Department of Biochemistry and Molecular Biology, Mayo Clinic College of Medicine, Rochester, MN 55905.
Proc Natl Acad Sci U S A. 2018 Jul 3;115(27):E6162-E6171. doi: 10.1073/pnas.1801909115. Epub 2018 Jun 18.
Bivalent chromatin domains containing repressive H3K27me3 and active H3K4me3 modifications are barriers for the expression of lineage-specific genes in ES cells and must be resolved for the transcription induction of these genes during differentiation, a process that remains largely unknown. Here, we show that Asf1a, a histone chaperone involved in nucleosome assembly and disassembly, regulates the resolution of bivalent domains and activation of lineage-specific genes during mouse ES cell differentiation. Deletion of Asf1a does not affect the silencing of pluripotent genes, but compromises the expression of lineage-specific genes during ES cell differentiation. Mechanistically, the Asf1a-histone interaction, but not the role of Asf1a in nucleosome assembly, is required for gene transcription. Asf1a is recruited to several bivalent promoters, partially through association with transcription factors, and mediates nucleosome disassembly during differentiation. We suggest that Asf1a-mediated nucleosome disassembly provides a means for resolution of bivalent domain barriers for induction of lineage-specific genes during differentiation.

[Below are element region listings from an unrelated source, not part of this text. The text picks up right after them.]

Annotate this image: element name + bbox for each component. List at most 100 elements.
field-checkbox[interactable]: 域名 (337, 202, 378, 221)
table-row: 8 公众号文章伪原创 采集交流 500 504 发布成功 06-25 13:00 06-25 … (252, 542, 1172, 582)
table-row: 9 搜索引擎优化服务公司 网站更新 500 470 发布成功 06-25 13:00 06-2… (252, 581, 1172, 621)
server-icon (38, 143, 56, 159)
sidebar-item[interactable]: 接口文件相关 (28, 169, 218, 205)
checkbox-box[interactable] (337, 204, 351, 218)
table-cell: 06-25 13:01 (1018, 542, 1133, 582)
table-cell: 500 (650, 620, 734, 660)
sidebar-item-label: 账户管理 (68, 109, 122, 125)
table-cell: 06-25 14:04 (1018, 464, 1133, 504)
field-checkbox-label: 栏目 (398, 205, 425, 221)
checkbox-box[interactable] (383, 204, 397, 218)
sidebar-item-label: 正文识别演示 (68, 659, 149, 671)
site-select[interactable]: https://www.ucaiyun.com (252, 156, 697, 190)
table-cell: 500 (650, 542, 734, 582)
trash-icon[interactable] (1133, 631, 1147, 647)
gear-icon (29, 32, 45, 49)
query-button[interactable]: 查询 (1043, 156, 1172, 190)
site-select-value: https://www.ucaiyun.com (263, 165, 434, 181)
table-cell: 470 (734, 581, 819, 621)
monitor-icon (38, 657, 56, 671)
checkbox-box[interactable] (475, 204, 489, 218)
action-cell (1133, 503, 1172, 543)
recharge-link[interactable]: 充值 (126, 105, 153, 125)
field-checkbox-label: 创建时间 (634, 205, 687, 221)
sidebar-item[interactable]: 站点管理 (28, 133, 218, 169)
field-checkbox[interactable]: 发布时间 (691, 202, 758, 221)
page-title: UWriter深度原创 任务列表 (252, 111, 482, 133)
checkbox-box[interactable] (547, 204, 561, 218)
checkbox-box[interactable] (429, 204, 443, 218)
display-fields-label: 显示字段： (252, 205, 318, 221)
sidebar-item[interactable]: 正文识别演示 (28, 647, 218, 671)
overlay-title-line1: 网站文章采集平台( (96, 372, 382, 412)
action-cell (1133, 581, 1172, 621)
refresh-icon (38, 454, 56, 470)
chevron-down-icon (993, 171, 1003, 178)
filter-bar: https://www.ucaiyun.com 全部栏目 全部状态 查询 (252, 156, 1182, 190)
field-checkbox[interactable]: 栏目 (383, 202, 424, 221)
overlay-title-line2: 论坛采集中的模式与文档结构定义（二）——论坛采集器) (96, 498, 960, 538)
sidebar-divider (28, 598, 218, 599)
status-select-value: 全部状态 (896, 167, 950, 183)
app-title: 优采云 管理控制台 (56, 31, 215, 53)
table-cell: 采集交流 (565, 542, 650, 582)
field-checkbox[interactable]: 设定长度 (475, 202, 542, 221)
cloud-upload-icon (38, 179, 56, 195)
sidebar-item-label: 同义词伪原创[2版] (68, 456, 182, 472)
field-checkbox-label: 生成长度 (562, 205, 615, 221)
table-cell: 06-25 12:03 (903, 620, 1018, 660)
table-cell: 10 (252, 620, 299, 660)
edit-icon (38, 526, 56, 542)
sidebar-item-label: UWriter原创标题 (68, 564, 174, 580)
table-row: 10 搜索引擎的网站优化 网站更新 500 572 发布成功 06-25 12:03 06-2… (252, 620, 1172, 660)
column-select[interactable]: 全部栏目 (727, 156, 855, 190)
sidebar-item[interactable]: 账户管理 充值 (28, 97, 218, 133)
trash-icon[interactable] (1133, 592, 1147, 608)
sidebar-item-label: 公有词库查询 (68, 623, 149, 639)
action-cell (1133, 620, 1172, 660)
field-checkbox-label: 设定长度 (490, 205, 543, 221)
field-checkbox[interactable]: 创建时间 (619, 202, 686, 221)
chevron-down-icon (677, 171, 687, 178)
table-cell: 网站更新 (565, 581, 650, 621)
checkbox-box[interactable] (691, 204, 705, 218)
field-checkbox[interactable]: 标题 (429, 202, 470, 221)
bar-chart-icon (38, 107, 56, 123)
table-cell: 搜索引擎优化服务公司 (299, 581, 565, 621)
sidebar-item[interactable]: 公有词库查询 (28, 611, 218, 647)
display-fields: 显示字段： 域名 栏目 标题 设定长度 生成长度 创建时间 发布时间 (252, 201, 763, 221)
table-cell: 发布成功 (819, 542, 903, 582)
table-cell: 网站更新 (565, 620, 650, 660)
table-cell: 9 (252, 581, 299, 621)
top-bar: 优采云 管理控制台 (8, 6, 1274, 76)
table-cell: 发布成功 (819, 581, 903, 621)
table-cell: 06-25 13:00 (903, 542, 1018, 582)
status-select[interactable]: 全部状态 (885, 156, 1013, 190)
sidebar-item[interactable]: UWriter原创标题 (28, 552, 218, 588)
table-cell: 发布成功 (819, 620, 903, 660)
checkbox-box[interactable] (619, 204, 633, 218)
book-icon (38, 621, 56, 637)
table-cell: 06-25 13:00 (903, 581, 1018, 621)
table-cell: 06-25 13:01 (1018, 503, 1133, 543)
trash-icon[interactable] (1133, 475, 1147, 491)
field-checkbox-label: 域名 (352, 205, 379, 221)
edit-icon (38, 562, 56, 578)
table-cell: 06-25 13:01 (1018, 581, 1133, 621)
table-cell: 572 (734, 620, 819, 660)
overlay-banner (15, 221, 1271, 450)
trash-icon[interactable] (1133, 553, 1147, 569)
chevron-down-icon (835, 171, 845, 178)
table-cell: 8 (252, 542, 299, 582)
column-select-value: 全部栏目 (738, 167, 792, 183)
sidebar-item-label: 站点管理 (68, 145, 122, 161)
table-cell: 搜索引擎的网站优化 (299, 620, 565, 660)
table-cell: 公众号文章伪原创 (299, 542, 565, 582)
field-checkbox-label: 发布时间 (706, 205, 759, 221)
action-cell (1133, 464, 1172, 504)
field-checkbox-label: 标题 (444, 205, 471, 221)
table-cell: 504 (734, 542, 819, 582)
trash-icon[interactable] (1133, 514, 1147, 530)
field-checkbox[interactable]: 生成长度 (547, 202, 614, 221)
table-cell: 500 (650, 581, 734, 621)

含有抑制性 H3K27me3 和活性 H3K4me3 修饰的二价染色质域是 ES 细胞中谱系特异性基因表达的障碍,在分化过程中必须解决这些基因的转录诱导问题,而这一过程在很大程度上尚不清楚。在这里,我们表明,参与核小体组装和拆卸的组蛋白伴侣 Asf1a 调节二价结构域的解析和谱系特异性基因在小鼠 ES 细胞分化过程中的激活。Asf1a 的缺失不影响多能基因的沉默,但会损害 ES 细胞分化过程中谱系特异性基因的表达。在机制上,Asf1a 与组蛋白的相互作用,而不是 Asf1a 在核小体组装中的作用,是基因转录所必需的。Asf1a 被招募到几个二价启动子上,部分是通过与转录因子的关联,并且在分化过程中介导核小体的拆卸。我们认为,Asf1a 介导的核小体拆卸为分化过程中诱导谱系特异性基因提供了一种克服二价结构域障碍的方法。